Hamilton rejoint Alonso à Monaco pour la F1 2026, mais leurs raisons divergent

Hamilton rejoint Alonso sur les F1 2026 à Monaco, mais pas pour les mêmes raisons
Hamilton rejoint Alonso sur les F1 2026 à Monaco, mais pas pour les mêmes raisons

Hamilton qualifie la génération 2026 comme la moins plaisante à Monaco

Après les qualifications, le septuple champion a déclaré que les F1 2026 figurent parmi les voitures qu’il a le moins appréciées sur le circuit monégasque.

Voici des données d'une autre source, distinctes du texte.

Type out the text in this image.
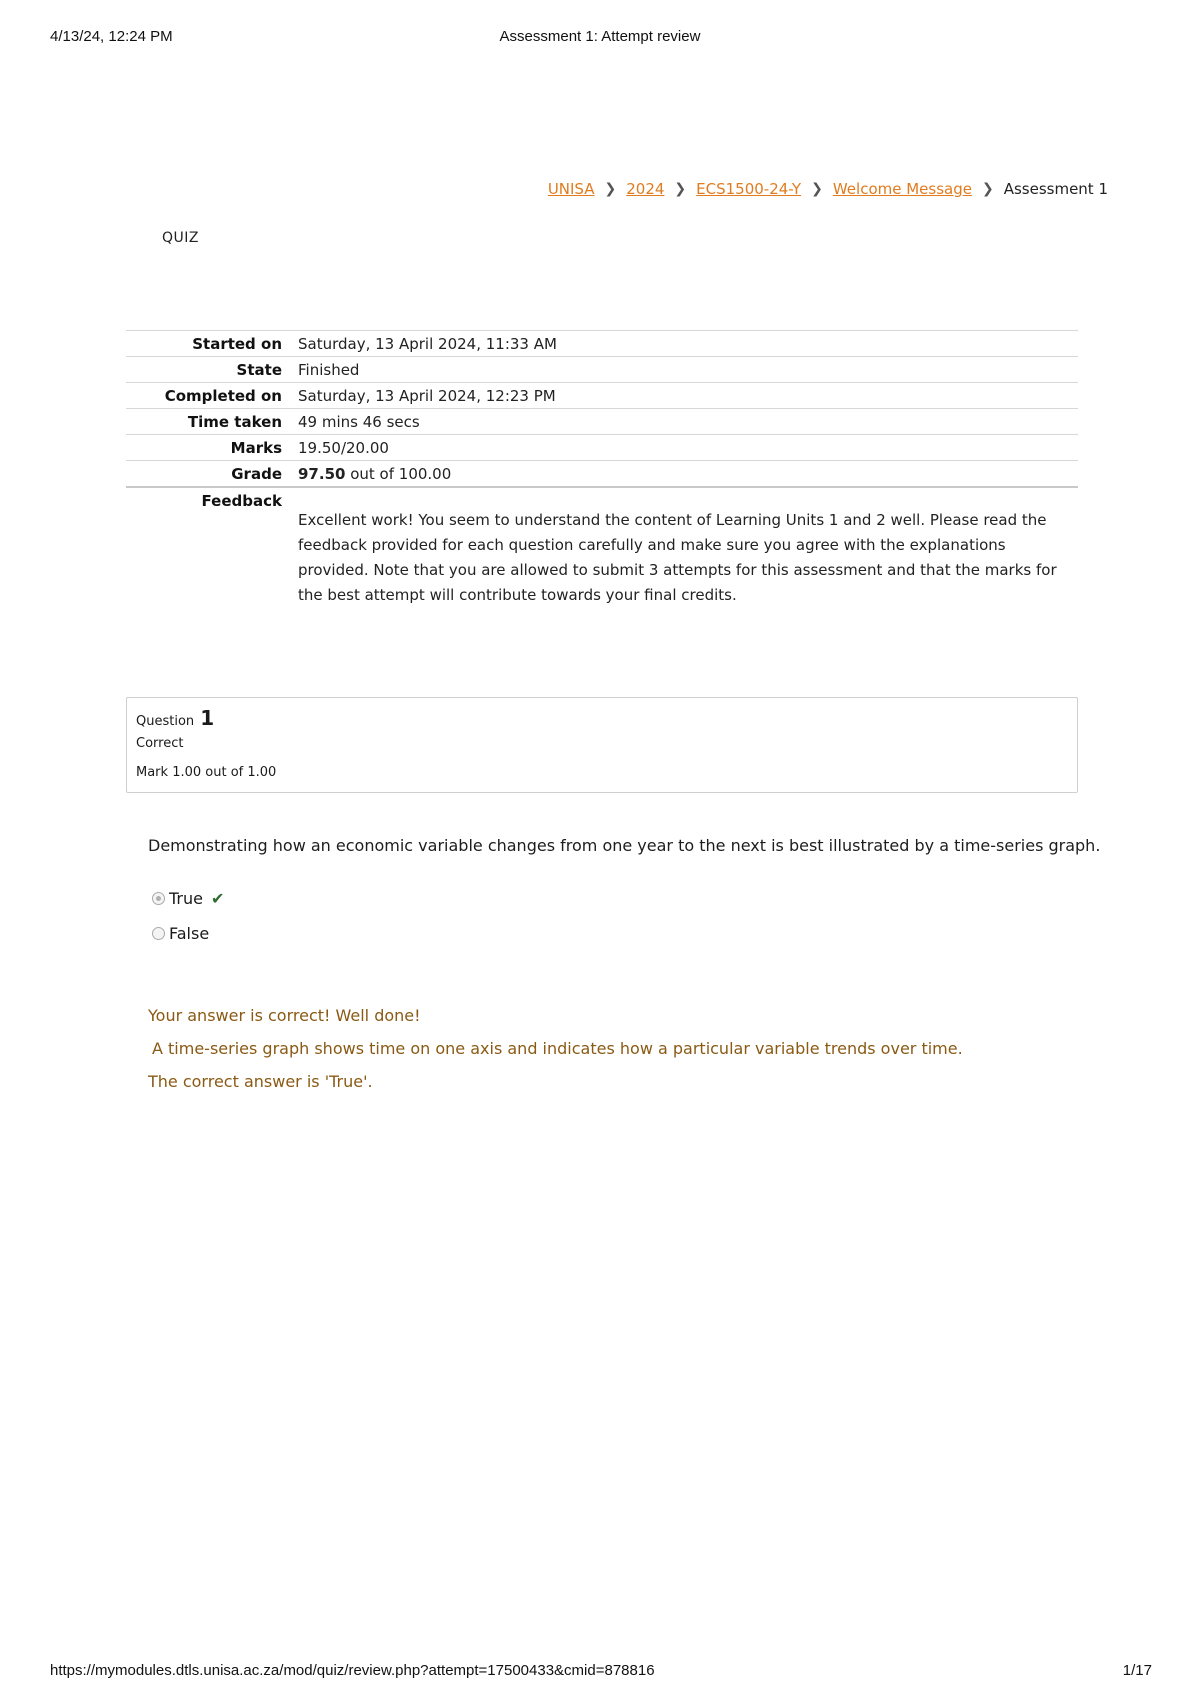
4/13/24, 12:24 PM	Assessment 1: Attempt review
UNISA ❯ 2024 ❯ ECS1500-24-Y ❯ Welcome Message ❯ Assessment 1
QUIZ
Started on	Saturday, 13 April 2024, 11:33 AM
State	Finished
Completed on	Saturday, 13 April 2024, 12:23 PM
Time taken	49 mins 46 secs
Marks	19.50/20.00
Grade	97.50 out of 100.00
Feedback	Excellent work! You seem to understand the content of Learning Units 1 and 2 well. Please read the feedback provided for each question carefully and make sure you agree with the explanations provided. Note that you are allowed to submit 3 attempts for this assessment and that the marks for the best attempt will contribute towards your final credits.
Question 1
Correct
Mark 1.00 out of 1.00
Demonstrating how an economic variable changes from one year to the next is best illustrated by a time-series graph.
True ✔
False
Your answer is correct! Well done!
A time-series graph shows time on one axis and indicates how a particular variable trends over time.
The correct answer is 'True'.
https://mymodules.dtls.unisa.ac.za/mod/quiz/review.php?attempt=17500433&cmid=878816	1/17
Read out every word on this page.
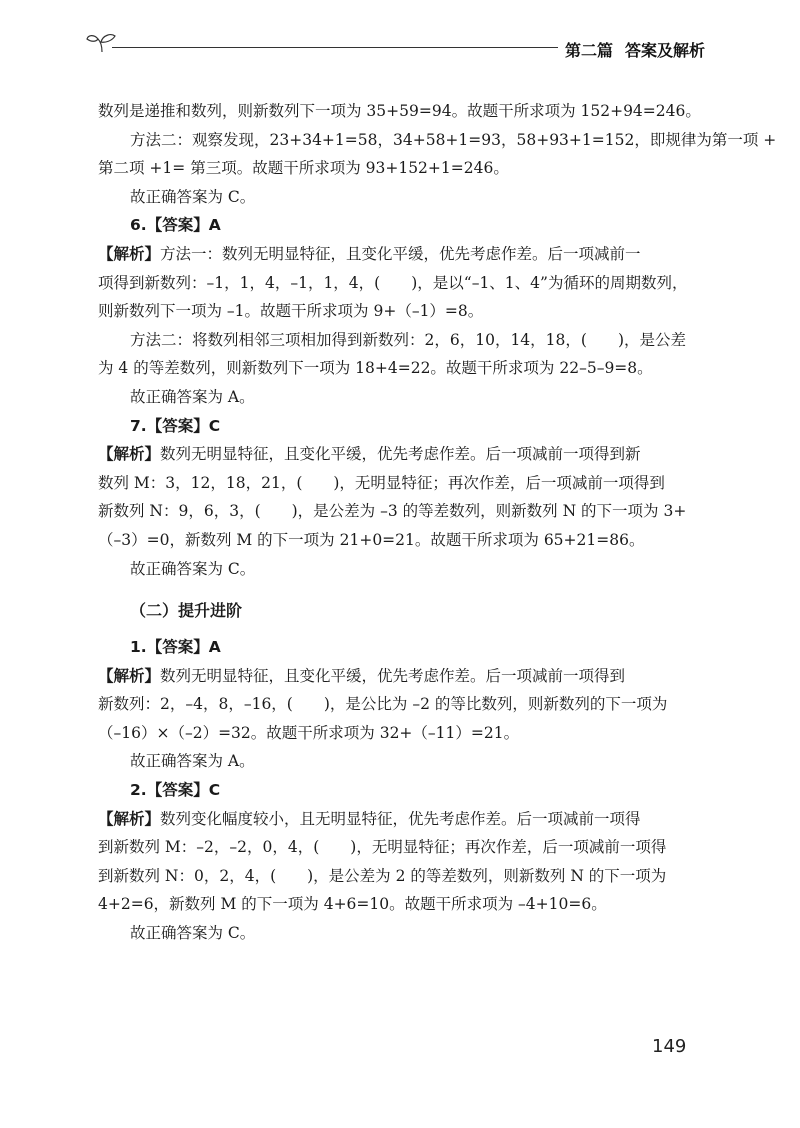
第二篇 答案及解析

数列是递推和数列，则新数列下一项为 35+59=94。故题干所求项为 152+94=246。

方法二：观察发现，23+34+1=58，34+58+1=93，58+93+1=152，即规律为第一项 +

第二项 +1= 第三项。故题干所求项为 93+152+1=246。

故正确答案为 C。

6.【答案】A

【解析】方法一：数列无明显特征，且变化平缓，优先考虑作差。后一项减前一

项得到新数列：–1，1，4，–1，1，4，(　　)，是以“–1、1、4”为循环的周期数列，

则新数列下一项为 –1。故题干所求项为 9+（–1）=8。

方法二：将数列相邻三项相加得到新数列：2，6，10，14，18，(　　)，是公差

为 4 的等差数列，则新数列下一项为 18+4=22。故题干所求项为 22–5–9=8。

故正确答案为 A。

7.【答案】C

【解析】数列无明显特征，且变化平缓，优先考虑作差。后一项减前一项得到新

数列 M：3，12，18，21，(　　)，无明显特征；再次作差，后一项减前一项得到

新数列 N：9，6，3，(　　)，是公差为 –3 的等差数列，则新数列 N 的下一项为 3+

（–3）=0，新数列 M 的下一项为 21+0=21。故题干所求项为 65+21=86。

故正确答案为 C。

（二）提升进阶

1.【答案】A

【解析】数列无明显特征，且变化平缓，优先考虑作差。后一项减前一项得到

新数列：2，–4，8，–16，(　　)，是公比为 –2 的等比数列，则新数列的下一项为

（–16）×（–2）=32。故题干所求项为 32+（–11）=21。

故正确答案为 A。

2.【答案】C

【解析】数列变化幅度较小，且无明显特征，优先考虑作差。后一项减前一项得

到新数列 M：–2，–2，0，4，(　　)，无明显特征；再次作差，后一项减前一项得

到新数列 N：0，2，4，(　　)，是公差为 2 的等差数列，则新数列 N 的下一项为

4+2=6，新数列 M 的下一项为 4+6=10。故题干所求项为 –4+10=6。

故正确答案为 C。

149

Alonso critique l’hybridation et le freinage moteur

Le double champion, dès le vendredi soir, a qualifié les voitures actuelles de « pire génération » pilotée à Monaco, pointant du doigt la récupération d’énergie via freinage et relâchement d’accélérateur qui, selon lui, engendre des irrégularités de freinage moteur.

Il a souligné que lorsqu’une batterie est pleine, le système ne génère plus de freinage moteur, créant une sensation de poussée inattendue, et a conclu que les règles poussent les hybrides hors des courses.

Perte d’appui aérodynamique : le vrai problème selon Hamilton

Hamilton partage ce mécontentement mais l’attribue principalement à la chute d’appui aérodynamique imposée par le règlement 2026, qui réduit de plusieurs dizaines de points l’appui disponible sur la piste de 3,3 km.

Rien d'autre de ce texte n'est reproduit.